Thank you, I'm blushing. I don't have a medical background but my mom was a doctor. And I'm curious about a lot of things so a researcher by nature. When I got the Bad News Biopsy last fall, it was my habit to dive into the literature. For one thing, I wanted to learn as much as possible so my doctors' consults didn't waste time on the basics but we could spend the time looking at treatment possibilities. I took quantitative analysis coursework in school so that helped put the studies' statistics in perspective.

There was a brilliant article by the New York Times writer, Natalie Angier, about medical statistics. She wrote about the scientists Stephen Jay Gould was diagnosed with a rare, vicious cancer in his 30s and, basically, could expect to die soon. He analyzed all of the studies and found a lot of holes in the studies, bad statistics, corrupted data pools, etc., and picked his own treatment path and decided the data against survival were basically junk. Then he lived another 30 or so years and died of something else.

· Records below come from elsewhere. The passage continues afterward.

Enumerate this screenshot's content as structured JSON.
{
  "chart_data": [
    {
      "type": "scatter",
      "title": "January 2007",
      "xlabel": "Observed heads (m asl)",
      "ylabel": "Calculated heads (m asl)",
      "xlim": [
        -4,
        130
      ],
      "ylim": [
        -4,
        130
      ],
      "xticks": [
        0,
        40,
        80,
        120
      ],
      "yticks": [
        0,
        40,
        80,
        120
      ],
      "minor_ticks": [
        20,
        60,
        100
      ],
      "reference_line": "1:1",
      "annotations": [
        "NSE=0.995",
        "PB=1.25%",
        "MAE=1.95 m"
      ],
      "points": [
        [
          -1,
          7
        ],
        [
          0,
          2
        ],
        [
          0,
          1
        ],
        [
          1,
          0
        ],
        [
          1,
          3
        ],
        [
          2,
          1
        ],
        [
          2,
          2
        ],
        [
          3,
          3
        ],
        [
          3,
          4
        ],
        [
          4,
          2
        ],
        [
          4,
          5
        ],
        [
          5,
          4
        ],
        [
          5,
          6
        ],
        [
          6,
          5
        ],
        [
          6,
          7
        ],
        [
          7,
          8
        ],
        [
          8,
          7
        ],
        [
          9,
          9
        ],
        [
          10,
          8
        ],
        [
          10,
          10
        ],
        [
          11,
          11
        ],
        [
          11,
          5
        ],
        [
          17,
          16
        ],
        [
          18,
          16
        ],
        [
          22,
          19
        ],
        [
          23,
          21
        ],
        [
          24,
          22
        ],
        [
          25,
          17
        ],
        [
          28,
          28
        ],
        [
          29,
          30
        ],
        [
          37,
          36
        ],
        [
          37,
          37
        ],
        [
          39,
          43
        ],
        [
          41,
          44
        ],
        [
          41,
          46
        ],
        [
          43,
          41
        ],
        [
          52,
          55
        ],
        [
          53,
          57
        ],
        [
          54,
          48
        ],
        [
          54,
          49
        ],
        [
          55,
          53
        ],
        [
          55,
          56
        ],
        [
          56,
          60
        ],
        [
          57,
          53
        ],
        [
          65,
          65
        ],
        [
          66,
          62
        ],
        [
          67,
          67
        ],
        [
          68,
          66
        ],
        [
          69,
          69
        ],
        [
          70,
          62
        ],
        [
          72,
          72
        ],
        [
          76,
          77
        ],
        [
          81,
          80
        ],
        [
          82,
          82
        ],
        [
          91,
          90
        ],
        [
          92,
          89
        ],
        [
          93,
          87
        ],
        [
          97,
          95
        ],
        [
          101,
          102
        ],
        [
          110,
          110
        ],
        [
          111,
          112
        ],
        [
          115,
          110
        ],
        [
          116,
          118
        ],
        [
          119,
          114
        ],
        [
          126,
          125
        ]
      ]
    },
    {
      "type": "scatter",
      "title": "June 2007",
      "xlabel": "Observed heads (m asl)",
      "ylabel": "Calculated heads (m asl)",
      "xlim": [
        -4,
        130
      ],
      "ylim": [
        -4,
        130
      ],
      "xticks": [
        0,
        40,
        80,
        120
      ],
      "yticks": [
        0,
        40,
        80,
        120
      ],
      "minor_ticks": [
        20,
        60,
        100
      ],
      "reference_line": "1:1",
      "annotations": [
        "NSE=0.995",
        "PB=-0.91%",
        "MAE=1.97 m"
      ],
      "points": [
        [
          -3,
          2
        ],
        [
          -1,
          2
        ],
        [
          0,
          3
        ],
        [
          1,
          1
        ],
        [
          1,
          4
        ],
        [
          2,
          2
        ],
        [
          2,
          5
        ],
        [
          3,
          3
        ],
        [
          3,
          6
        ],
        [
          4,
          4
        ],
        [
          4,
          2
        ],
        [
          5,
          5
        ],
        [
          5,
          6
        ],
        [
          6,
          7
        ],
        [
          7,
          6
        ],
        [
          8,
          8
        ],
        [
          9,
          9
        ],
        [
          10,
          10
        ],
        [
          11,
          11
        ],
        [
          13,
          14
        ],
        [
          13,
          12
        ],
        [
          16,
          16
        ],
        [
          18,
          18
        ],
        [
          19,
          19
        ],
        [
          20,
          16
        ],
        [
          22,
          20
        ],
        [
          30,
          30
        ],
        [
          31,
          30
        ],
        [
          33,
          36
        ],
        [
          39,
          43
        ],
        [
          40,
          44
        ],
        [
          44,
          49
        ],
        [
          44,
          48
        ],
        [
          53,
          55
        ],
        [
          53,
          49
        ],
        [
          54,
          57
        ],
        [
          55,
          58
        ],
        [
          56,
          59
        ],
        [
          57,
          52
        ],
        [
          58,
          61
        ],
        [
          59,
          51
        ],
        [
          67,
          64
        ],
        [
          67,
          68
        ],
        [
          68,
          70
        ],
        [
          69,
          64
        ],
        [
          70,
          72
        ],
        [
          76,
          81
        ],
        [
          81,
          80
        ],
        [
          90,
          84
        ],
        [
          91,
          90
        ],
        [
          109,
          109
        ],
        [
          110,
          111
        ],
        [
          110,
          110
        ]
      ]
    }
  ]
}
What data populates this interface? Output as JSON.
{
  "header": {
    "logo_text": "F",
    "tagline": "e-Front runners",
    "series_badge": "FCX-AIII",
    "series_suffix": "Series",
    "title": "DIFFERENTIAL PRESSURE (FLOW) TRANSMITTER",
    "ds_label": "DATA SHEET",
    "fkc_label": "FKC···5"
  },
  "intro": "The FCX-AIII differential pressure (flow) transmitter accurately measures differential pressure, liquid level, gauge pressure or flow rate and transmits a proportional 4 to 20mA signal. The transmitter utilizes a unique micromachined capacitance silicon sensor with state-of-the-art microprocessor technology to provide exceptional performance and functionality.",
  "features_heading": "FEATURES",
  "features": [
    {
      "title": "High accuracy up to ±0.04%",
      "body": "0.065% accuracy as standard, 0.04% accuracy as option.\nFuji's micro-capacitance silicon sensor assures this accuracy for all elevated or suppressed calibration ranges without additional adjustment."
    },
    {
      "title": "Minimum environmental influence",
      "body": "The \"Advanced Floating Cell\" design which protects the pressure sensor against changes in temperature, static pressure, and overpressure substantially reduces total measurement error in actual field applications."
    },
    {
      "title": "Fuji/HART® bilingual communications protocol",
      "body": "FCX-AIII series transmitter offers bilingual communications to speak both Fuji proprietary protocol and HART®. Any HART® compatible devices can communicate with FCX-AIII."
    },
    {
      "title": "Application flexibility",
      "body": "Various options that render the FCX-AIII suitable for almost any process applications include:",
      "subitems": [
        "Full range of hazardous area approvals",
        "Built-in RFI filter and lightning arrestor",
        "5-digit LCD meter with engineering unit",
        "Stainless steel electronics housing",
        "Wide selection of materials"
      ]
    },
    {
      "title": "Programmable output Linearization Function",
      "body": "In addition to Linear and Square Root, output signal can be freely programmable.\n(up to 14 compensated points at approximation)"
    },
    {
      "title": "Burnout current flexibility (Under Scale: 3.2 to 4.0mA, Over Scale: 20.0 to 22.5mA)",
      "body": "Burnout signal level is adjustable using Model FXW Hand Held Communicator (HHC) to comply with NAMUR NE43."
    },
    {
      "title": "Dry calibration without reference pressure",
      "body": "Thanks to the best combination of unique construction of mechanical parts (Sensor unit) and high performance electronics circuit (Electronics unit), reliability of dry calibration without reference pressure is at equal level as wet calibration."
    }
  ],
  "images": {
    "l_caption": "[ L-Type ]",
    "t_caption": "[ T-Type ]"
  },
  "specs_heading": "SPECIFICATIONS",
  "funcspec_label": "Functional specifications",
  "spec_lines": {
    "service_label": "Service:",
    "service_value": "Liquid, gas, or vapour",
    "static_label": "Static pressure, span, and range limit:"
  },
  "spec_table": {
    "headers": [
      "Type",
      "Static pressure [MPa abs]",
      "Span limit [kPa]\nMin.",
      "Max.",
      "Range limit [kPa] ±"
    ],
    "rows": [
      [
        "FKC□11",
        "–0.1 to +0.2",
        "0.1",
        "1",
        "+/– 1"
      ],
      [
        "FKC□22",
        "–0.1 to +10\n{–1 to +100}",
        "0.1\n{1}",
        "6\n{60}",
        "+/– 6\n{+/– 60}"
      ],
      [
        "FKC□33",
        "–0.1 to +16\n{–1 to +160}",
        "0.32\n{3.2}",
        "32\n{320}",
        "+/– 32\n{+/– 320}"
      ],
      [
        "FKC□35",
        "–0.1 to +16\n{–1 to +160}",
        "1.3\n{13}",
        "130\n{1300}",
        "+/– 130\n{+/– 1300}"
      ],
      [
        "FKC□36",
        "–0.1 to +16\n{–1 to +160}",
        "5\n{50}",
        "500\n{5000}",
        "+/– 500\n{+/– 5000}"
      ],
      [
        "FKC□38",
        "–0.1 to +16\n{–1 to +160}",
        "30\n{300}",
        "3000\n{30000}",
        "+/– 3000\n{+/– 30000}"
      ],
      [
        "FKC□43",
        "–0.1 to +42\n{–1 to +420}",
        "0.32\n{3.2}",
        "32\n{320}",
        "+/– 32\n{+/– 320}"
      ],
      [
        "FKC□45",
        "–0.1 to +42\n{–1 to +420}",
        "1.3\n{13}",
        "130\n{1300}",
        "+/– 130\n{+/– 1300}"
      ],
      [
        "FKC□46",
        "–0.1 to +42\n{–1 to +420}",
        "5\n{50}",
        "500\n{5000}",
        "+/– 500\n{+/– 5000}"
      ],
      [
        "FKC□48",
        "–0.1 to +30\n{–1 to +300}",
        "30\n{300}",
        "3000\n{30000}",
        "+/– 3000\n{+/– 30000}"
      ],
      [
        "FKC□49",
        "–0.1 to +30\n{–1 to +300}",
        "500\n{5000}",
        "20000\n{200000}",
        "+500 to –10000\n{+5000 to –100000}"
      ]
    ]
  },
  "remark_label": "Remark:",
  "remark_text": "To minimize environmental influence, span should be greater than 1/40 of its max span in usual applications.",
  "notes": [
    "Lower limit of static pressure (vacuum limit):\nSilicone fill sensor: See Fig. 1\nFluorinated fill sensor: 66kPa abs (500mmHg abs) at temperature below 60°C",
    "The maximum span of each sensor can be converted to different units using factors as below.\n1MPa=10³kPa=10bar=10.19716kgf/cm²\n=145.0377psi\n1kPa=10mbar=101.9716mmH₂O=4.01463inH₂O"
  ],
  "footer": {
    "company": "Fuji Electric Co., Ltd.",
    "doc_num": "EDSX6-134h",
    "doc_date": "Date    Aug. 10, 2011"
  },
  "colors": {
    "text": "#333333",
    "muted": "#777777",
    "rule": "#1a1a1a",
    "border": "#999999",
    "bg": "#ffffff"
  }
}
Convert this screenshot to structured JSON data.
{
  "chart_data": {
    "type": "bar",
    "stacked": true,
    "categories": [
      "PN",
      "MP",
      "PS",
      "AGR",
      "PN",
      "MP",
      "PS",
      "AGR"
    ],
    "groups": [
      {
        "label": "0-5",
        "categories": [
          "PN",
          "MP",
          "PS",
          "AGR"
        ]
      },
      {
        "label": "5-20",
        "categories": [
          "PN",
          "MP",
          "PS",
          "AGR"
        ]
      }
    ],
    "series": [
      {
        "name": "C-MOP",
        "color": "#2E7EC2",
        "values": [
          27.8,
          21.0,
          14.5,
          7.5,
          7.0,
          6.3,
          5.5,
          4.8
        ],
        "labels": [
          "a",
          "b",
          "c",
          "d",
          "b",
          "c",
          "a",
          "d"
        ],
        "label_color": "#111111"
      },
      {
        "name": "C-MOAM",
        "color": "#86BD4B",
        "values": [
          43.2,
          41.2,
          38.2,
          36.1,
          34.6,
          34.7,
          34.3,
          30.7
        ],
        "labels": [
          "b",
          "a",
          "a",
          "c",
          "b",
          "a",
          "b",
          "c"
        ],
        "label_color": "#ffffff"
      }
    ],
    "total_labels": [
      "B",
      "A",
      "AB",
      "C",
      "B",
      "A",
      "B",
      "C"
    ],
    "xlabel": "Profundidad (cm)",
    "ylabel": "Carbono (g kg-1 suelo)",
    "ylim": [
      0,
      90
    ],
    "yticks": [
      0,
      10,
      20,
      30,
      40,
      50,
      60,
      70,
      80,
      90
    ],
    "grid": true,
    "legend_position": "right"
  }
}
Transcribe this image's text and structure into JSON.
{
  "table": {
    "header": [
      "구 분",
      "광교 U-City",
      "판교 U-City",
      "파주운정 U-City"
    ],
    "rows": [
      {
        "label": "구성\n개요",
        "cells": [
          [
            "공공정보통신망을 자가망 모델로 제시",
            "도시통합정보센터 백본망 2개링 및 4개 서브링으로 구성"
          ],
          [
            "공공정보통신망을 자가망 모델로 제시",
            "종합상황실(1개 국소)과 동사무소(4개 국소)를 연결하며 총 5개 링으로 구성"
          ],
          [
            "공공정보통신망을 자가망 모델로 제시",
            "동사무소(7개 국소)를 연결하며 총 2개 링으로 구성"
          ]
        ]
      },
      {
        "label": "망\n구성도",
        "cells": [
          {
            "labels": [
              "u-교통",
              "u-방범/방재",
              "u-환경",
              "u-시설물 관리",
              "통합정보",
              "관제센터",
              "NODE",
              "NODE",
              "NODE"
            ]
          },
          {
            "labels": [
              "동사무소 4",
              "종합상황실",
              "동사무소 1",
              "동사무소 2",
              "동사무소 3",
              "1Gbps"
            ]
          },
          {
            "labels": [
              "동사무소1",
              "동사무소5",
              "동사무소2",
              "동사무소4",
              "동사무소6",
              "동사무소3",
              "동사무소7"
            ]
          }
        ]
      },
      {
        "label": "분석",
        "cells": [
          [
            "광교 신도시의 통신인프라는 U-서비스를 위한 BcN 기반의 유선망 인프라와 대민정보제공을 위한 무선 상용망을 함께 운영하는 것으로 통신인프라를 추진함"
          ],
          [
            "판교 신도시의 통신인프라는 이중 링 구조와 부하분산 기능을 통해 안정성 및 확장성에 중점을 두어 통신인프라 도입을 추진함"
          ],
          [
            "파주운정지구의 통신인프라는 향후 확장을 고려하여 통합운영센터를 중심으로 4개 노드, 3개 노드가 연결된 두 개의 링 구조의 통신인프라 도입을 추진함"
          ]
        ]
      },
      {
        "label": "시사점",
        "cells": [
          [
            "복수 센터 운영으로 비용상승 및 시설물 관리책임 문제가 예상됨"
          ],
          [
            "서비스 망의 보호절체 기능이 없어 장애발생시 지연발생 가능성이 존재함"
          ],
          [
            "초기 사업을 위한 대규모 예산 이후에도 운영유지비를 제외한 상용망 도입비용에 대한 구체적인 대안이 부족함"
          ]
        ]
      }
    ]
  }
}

I read that article in a book of her science essays and never forgot it. All studies of human subjects are inherently flawed because we are not perfect substitutes for each other so isolating just one variable and freezing all the other identical variables is impossible. If we can do our best to get, and remain, healthy, we're already better than the mean (average) versus most study data universes. I find that very encouraging. And liked Stephen Jay Gould. And Mark Twain's, "There's lies, damn lies and statistics?"